Negotiations have dragged on for months, and even when a summit of EU leaders announced some breakthroughs last month, nothing has actually been seen. Countries have been waiting for a proposal from the European Commission, the EU’s executive body, to set a price cap threshold, and when it arrived on Tuesday, there was frustration and accusations that it can never be done.

The commission sets thresholds for “safety ceilings” that come into effect if prices exceed 275 euros per megawatt-hour for two weeks and if they are 58 euros above the price of liquefied natural gas on the world market.

In political terms, that means such a system may not even be able to prevent the high surges seen in August.

“Setting a ceiling at 275 euros is really not a ceiling,” said Greek Energy Minister Konstantinos Skrekas.

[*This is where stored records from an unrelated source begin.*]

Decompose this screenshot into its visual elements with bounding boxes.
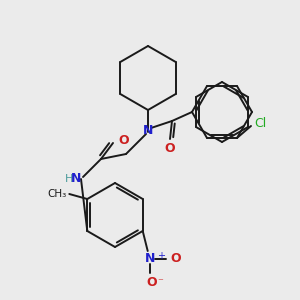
Text: O: O [171, 253, 181, 266]
Text: Cl: Cl [254, 118, 266, 130]
Text: O: O [165, 142, 175, 154]
Text: H: H [64, 174, 73, 184]
Text: +: + [157, 251, 165, 261]
Text: O: O [146, 275, 157, 289]
Text: N: N [70, 172, 81, 185]
Text: CH₃: CH₃ [47, 189, 66, 199]
Text: N: N [145, 253, 155, 266]
Text: ⁻: ⁻ [158, 277, 164, 287]
Text: N: N [143, 124, 153, 136]
Text: O: O [118, 134, 129, 148]
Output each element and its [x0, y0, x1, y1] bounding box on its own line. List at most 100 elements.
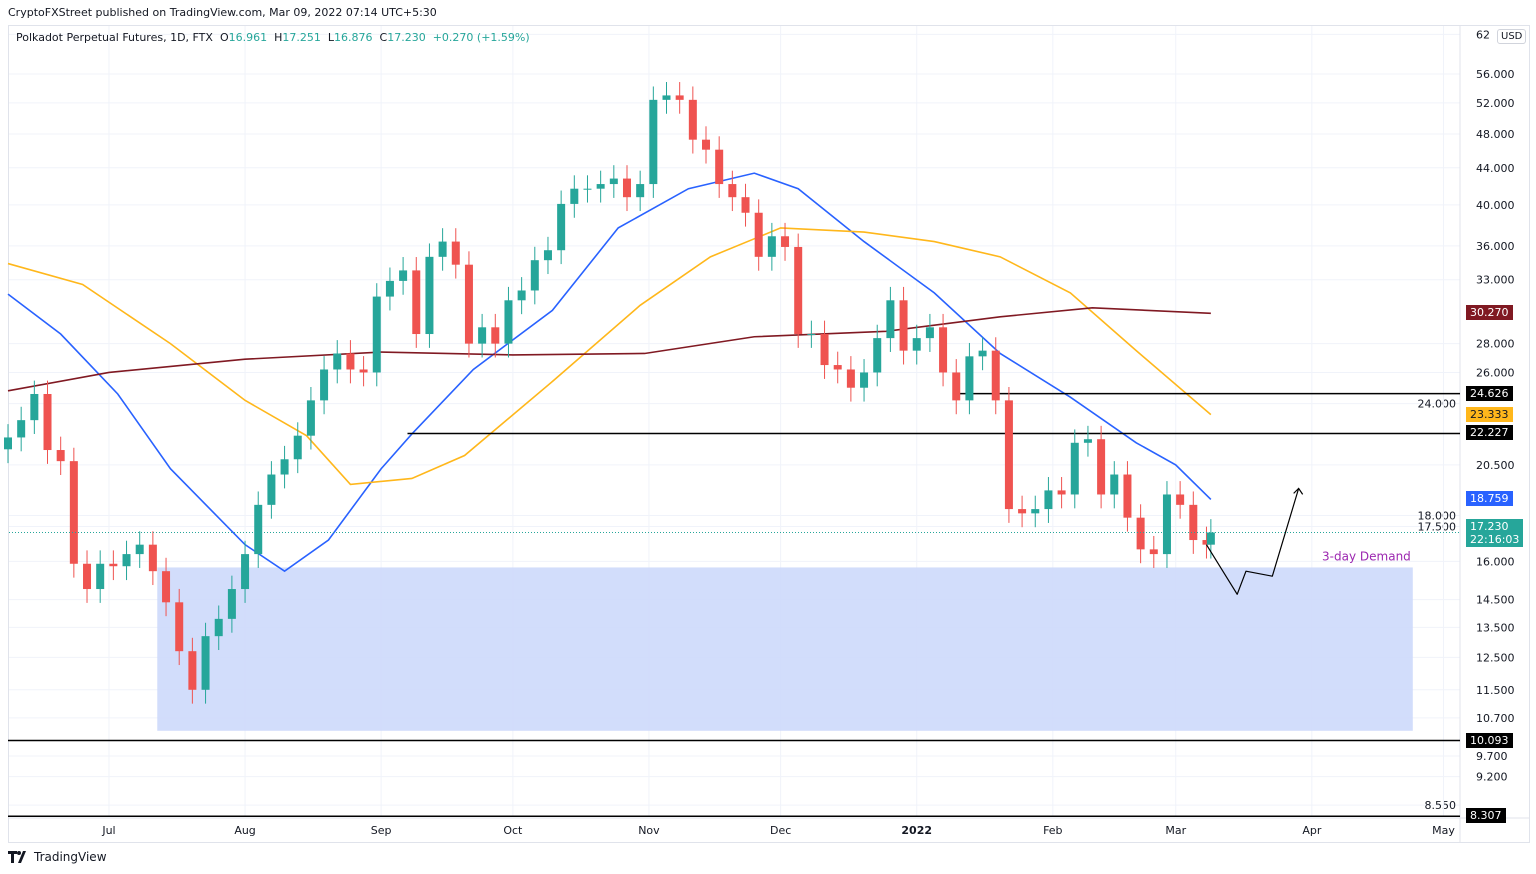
candle-body: [530, 260, 539, 291]
candle-body: [1136, 517, 1145, 550]
candle: [1044, 477, 1053, 523]
candle-body: [1004, 400, 1013, 510]
candle: [241, 540, 250, 603]
candle: [1162, 481, 1171, 568]
candle: [425, 243, 434, 348]
candle: [662, 82, 671, 114]
symbol-name: Polkadot Perpetual Futures, 1D, FTX: [16, 31, 213, 44]
candle: [741, 183, 750, 227]
candle-body: [517, 290, 526, 301]
demand-zone: [157, 567, 1413, 731]
candle: [56, 436, 65, 475]
candle: [399, 257, 408, 295]
candle: [333, 340, 342, 384]
x-tick-label: May: [1432, 824, 1455, 837]
candle-body: [135, 544, 144, 555]
candle: [227, 575, 236, 633]
y-tick-label: 62: [1476, 28, 1490, 41]
y-tick-label: 48.000: [1476, 128, 1515, 141]
candle: [517, 277, 526, 315]
y-tick-label: 20.500: [1476, 459, 1515, 472]
footer-brand[interactable]: TradingView: [8, 850, 107, 864]
candle: [188, 637, 197, 704]
brand-name: TradingView: [34, 850, 107, 864]
candle: [491, 313, 500, 358]
y-tick-label: 44.000: [1476, 162, 1515, 175]
candle: [412, 257, 421, 348]
projection-path: [1205, 488, 1300, 595]
candle: [478, 313, 487, 358]
candle-body: [491, 327, 500, 344]
candle: [162, 557, 171, 617]
candle-body: [1031, 509, 1040, 514]
candle: [69, 447, 78, 578]
candle: [4, 424, 12, 464]
candle-body: [241, 554, 250, 590]
candle-body: [583, 188, 592, 190]
candle: [596, 170, 605, 203]
high-label: H: [274, 31, 283, 44]
candle-body: [728, 184, 737, 198]
candle: [306, 386, 315, 450]
candle: [96, 550, 105, 603]
candle-body: [412, 270, 421, 335]
y-tick-label: 10.700: [1476, 712, 1515, 725]
candle: [899, 286, 908, 365]
candle-body: [596, 184, 605, 189]
y-tick-label: 24.000: [1418, 398, 1457, 411]
candle-body: [148, 544, 157, 572]
candle: [43, 380, 52, 464]
candle-body: [372, 296, 381, 373]
candle: [135, 531, 144, 568]
candle: [346, 340, 355, 384]
candle-body: [912, 338, 921, 351]
candle-body: [306, 400, 315, 436]
candle: [1097, 425, 1106, 509]
x-tick-label: Nov: [638, 824, 660, 837]
candle-body: [899, 300, 908, 351]
candle-body: [425, 256, 434, 335]
candle-body: [820, 334, 829, 366]
x-tick-label: Feb: [1043, 824, 1062, 837]
candle: [754, 199, 763, 271]
y-tick-label: 36.000: [1476, 240, 1515, 253]
candle: [1202, 526, 1211, 559]
level-price-label: 22.227: [1466, 425, 1513, 441]
candle-body: [1189, 504, 1198, 541]
y-tick-label: 52.000: [1476, 97, 1515, 110]
candle-body: [1162, 494, 1171, 555]
change-value: +0.270 (+1.59%): [432, 31, 530, 44]
x-tick-label: 2022: [901, 824, 932, 837]
candle-body: [333, 353, 342, 370]
candle-body: [557, 203, 566, 251]
y-tick-label: 13.500: [1476, 621, 1515, 634]
candle: [583, 175, 592, 203]
candle-body: [399, 270, 408, 281]
candle-body: [201, 636, 210, 690]
y-tick-label: 33.000: [1476, 274, 1515, 287]
candle: [925, 313, 934, 352]
candle-body: [662, 95, 671, 100]
candle: [675, 82, 684, 114]
y-tick-label: 8.550: [1425, 799, 1457, 812]
x-tick-label: Dec: [770, 824, 791, 837]
candle-body: [1044, 490, 1053, 510]
candle-body: [688, 99, 697, 140]
candle: [530, 246, 539, 305]
candle: [833, 351, 842, 384]
currency-button[interactable]: USD: [1497, 29, 1527, 44]
candle: [17, 406, 26, 452]
candle: [965, 342, 974, 415]
candle-body: [543, 250, 552, 261]
x-tick-label: Apr: [1302, 824, 1322, 837]
candle: [649, 86, 658, 198]
candle: [372, 283, 381, 387]
candle-body: [109, 563, 118, 567]
candle-body: [188, 651, 197, 690]
candle-body: [754, 212, 763, 257]
candle-body: [451, 241, 460, 265]
candle-body: [609, 178, 618, 185]
candle: [702, 126, 711, 164]
candle-body: [267, 474, 276, 505]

He added: “We are losing precious time with no results.

For comparison, prices stood at 125 euros per megawatt-hour on the European TTF benchmark on Thursday. As prices have fallen since their summer highs, diplomats say the urgency has eased somewhat, although it could rebound quickly if the weather is colder than usual and supplies are tight. rare.

About 15 countries are united around these views, but Germany and the Netherlands lead another group that wants to ensure that gas supply ships do not bypass Europe because they can get better prices there. other.

“Supply security is paramount. Europe must still be an attractive gas market,” said Estonian Economy Minister Riina Sikkut.

No decisive breakthrough is expected at Thursday’s meeting.

Czech Industry Minister Jozef Síkela, who chaired the emergency meeting, said he was well aware of the “emotional reactions” that the commission’s proposal had caused and predicted that the talks would be “quite a bit”. acrimonious”.

Due to trade disruptions related to Russia’s war in Ukraine, EU nations have reduced their total share of Russian natural gas imports to the EU from 40% before the invasion to about 7%. The gasoline warehouse has exceeded the target and is almost at full capacity.

The EU has relied on increasing imports of liquefied natural gas, or LNG, including from the United States, to help address the drop in Russian supply.